Non è questo il vero punto di partenza delle politiche dell’amministrazione nei confronti dell’Iran. Queste ultime sono determinate dal fatto che l’Iran adesso è soggetto a sei risoluzioni del Consiglio di Sicurezza dell’Onu che lo richiamano a rispettare gli obblighi internazionali relativi al trattato di non-proliferazione nucleare, e undici risoluzioni del consiglio dei governatori dell’AIEA, sullo stesso argomento. Quindi il punto di partenza è l’atteggiamento dell’Iran, ed è rispetto a questo che vengono attuate le politiche statunitensi e che io ho espresso un tipo di sostegno e alcuni suggerimenti durante il mio impegno con l’amministrazione.

euronews:

Lei ha fatto riferimento ai rapporti dell’AIEA, il vice-direttore dell’organizzazione ha detto che l’Iran è impegnato a risolvere le questioni in sospeso. Quindi non ha molto senso un intervento militare…

Ross:

L’Iran, rispondendo a quest’ultima delegazione, si è impegnato a risolvere tali questioni. Ma non significa che le risolverà. Se le risolvessero saremmo tutti felici.

euronews:

E’ possibile che l’Occidente o gli Stati Uniti stiano usando questo programma nucleare incompleto come pretesto per minare il potere e l’influenza dell’Iran nella regione?

Ross:

Non è una contrapposizione tra gli Stati Uniti e l’Iran, oppure tra gli europei e l’Iran.

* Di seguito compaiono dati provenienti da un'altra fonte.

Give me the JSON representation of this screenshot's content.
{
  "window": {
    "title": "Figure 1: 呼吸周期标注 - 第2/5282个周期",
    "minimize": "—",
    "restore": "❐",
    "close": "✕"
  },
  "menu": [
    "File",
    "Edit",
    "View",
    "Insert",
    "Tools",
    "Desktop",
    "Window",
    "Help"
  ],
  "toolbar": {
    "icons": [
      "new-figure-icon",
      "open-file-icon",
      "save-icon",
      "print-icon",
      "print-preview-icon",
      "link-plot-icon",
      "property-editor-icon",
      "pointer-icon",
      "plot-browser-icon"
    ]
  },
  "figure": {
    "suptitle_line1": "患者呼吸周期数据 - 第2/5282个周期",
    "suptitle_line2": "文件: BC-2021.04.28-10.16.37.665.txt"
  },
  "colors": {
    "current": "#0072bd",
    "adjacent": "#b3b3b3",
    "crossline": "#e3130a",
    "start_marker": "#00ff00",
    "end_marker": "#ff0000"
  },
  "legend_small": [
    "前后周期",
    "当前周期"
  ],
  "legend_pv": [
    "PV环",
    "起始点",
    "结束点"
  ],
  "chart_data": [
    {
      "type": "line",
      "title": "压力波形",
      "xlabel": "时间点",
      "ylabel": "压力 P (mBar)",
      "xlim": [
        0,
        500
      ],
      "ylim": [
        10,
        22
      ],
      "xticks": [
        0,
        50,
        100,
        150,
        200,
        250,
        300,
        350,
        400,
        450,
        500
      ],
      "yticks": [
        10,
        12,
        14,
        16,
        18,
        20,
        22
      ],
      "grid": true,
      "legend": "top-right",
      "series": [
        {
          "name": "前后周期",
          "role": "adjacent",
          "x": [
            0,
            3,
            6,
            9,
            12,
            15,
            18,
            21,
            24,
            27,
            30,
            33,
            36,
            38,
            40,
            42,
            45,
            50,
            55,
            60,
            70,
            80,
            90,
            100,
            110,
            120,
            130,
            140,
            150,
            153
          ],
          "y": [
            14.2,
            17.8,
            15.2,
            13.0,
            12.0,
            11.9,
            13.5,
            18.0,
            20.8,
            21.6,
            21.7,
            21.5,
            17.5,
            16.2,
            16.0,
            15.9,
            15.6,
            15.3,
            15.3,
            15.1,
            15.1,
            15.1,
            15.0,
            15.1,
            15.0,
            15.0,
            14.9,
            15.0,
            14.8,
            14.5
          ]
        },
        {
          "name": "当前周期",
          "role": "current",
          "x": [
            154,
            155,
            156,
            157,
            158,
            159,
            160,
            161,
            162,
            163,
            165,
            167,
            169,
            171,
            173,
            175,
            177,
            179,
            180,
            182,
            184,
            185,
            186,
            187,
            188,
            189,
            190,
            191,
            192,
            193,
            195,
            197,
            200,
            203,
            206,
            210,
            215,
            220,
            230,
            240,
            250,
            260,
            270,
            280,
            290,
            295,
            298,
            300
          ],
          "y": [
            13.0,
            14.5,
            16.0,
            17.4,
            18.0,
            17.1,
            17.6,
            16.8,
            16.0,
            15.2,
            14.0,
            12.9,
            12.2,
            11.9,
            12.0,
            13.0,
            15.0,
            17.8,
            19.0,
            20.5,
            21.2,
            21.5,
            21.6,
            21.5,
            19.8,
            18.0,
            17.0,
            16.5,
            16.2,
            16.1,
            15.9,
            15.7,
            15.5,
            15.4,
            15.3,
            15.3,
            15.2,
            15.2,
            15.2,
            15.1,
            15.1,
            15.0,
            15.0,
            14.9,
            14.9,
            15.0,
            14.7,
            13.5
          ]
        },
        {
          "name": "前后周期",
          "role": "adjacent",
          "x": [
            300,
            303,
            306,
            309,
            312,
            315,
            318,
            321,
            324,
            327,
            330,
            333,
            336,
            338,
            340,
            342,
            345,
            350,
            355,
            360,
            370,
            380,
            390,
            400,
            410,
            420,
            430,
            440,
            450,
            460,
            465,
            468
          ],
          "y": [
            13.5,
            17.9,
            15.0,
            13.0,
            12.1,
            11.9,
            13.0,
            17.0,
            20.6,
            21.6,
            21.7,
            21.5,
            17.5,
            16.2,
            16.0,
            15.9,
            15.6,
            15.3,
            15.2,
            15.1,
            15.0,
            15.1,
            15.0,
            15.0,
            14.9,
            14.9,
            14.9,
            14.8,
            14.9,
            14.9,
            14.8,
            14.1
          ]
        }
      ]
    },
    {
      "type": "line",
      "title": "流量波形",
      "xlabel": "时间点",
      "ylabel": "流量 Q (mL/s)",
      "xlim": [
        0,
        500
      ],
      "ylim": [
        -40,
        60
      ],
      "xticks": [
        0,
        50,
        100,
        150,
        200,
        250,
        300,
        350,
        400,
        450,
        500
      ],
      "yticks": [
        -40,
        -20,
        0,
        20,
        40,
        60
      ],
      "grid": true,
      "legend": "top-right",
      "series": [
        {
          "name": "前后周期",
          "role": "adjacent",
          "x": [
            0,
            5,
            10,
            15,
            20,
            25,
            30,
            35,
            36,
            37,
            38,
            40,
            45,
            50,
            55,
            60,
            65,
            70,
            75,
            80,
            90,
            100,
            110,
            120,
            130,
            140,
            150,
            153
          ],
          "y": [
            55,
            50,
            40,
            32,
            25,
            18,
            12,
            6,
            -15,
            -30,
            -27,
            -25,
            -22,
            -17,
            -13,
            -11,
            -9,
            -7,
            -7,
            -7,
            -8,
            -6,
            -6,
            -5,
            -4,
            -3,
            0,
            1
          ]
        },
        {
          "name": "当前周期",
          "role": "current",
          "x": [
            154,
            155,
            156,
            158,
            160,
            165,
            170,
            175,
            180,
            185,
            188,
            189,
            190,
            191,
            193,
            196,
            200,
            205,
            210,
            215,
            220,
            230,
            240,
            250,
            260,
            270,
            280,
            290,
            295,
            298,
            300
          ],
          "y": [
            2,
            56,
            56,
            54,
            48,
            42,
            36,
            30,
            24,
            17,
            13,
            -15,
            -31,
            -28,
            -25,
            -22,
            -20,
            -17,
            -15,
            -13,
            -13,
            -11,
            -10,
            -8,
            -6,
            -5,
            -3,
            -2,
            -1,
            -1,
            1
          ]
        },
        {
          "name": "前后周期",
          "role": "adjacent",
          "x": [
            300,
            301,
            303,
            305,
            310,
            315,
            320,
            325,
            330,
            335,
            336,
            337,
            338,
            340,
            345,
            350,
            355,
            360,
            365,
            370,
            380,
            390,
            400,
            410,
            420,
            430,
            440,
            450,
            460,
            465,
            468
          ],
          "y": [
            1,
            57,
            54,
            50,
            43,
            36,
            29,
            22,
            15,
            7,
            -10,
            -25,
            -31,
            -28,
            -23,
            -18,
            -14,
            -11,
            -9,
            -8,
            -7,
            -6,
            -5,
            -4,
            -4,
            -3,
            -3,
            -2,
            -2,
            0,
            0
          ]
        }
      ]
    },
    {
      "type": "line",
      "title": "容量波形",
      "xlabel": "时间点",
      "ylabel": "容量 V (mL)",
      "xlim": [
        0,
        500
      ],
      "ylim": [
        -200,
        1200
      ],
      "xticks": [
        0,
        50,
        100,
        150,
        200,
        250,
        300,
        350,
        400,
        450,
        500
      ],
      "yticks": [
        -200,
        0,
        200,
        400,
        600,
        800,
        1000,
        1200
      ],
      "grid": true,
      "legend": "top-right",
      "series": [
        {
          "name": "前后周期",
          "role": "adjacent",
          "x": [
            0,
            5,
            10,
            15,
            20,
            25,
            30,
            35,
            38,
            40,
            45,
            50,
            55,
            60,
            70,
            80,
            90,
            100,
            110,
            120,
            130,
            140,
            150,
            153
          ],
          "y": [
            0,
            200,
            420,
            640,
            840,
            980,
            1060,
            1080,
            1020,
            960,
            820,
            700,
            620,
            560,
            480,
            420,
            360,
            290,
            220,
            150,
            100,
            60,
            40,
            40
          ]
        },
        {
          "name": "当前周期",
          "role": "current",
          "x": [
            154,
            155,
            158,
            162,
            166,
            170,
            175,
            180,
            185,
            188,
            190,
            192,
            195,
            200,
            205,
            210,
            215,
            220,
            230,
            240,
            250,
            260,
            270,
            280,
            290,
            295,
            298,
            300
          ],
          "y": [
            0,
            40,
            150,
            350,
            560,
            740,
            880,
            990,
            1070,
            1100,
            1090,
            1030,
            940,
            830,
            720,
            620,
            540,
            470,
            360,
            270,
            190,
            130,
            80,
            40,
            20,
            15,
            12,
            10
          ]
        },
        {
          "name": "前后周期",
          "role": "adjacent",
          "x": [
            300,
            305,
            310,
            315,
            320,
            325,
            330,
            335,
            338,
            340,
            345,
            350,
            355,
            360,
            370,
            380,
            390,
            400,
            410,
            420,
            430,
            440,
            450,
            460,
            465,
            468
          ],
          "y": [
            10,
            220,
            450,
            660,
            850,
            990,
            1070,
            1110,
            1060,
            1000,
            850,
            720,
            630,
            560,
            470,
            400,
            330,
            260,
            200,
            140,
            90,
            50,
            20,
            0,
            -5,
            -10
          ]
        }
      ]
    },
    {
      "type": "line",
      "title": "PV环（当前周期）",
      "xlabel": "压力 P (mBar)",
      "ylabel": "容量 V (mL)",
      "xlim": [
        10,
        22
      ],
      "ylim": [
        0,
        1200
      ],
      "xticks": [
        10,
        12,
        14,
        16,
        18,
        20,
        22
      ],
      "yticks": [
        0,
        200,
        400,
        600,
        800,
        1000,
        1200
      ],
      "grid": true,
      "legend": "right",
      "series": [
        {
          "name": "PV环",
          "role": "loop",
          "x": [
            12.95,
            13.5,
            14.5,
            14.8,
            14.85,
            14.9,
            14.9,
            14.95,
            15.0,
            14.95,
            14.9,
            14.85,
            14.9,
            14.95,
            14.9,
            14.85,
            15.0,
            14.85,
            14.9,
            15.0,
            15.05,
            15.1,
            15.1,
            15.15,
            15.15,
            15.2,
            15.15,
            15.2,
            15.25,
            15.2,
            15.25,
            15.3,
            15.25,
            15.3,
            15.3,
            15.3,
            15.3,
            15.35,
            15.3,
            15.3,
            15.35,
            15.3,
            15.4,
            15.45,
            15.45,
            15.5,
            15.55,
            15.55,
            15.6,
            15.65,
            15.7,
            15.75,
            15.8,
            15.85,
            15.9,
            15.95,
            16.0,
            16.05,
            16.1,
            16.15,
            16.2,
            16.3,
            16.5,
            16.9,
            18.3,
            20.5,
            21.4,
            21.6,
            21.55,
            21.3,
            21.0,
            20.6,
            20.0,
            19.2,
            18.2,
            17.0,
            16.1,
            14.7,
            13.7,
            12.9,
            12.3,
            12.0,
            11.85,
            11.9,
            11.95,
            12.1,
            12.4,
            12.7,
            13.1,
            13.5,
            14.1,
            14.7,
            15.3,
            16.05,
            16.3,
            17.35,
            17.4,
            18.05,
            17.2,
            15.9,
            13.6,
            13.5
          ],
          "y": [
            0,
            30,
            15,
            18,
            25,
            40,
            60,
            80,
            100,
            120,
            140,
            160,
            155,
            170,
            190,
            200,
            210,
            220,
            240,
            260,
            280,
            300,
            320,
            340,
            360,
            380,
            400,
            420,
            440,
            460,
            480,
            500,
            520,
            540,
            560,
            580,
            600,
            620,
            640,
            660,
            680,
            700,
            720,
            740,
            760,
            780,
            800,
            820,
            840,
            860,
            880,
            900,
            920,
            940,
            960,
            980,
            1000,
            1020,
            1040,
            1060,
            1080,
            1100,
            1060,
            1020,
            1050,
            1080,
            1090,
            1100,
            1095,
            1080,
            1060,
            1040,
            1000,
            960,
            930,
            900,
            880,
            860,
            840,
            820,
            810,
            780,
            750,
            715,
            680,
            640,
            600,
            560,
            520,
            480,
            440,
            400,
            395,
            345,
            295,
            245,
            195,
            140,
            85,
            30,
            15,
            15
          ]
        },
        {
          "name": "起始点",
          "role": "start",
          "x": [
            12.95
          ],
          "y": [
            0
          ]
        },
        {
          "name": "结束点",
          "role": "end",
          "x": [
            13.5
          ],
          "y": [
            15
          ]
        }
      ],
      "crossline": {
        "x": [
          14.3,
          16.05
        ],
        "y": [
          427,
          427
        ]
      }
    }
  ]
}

Ma invece la contrapposizione è tra la comunità internazionale e l’Iran. L’Iran è un Paese che dovrebbe avere una certa posizione nel mondo. Il fatto che non ce l’abbia dipende dal comportamento del governo iraniano. E possono cambiarlo.

euronews:

In che misura la sua posizione contro l’Iran e la sua convinzione di un intervento militare in Iran sono influenzate dalla sua simpatia per Israele?

Ross:

Ho privilegiato l’idea di risolvere i problemi con mezzi diplomatici.

euronews:

Gli Stati Uniti perdono influenza cercando di imporre sanzioni che non hanno mai funzionato e che non funzioneranno mai. E poi?

Ross:

Lei ha premesso che le sanzioni non hanno mai funzionato. Non ne sono così sicuro se le osserviamo dal punto di vista storico.

euronews:

L’Iran è stato sottoposto a sanzioni per 35 anni ed è diventato più potente, sempre più influente e ricco.

Ross:

Le sanzioni che vengono imposte ora sono molto diverse dalle sanzioni che sono state imposte prima. Il fatto che la moneta iraniana si sia svalutata della metà nelle ultime sei settimane indica che il governo iraniano, per la prima volta, noterà che non si può avere tutto nella vita. Ma deve fare una scelta.

euronews:

Immaginiamo che l’Iran sia alla ricerca di armi nucleari. E’ importante? Il Pakistan ne è in possesso, perché non può averle l’Iran?

Ross:

Un Paese impegnato nel terrorismo, un Paese che non si assume le proprie responsabilità, non è un Paese che può avere armi nucleari.

euronews:

Cosa intende per responsabilità?

Ross:

Per responsabilità intendo gli obblighi contenuti nel trattato che l’Iran continua a eludere. Ripeto, l’esistenza di sei risoluzioni del consiglio di Sicurezza non è un’invenzione, l’esistenza di undici risoluzioni del consiglio dei governatori dell’AIEA non è un’invenzione. E’ mai possibile che la comunità internazionale si sbagli e l’Iran abbia ragione?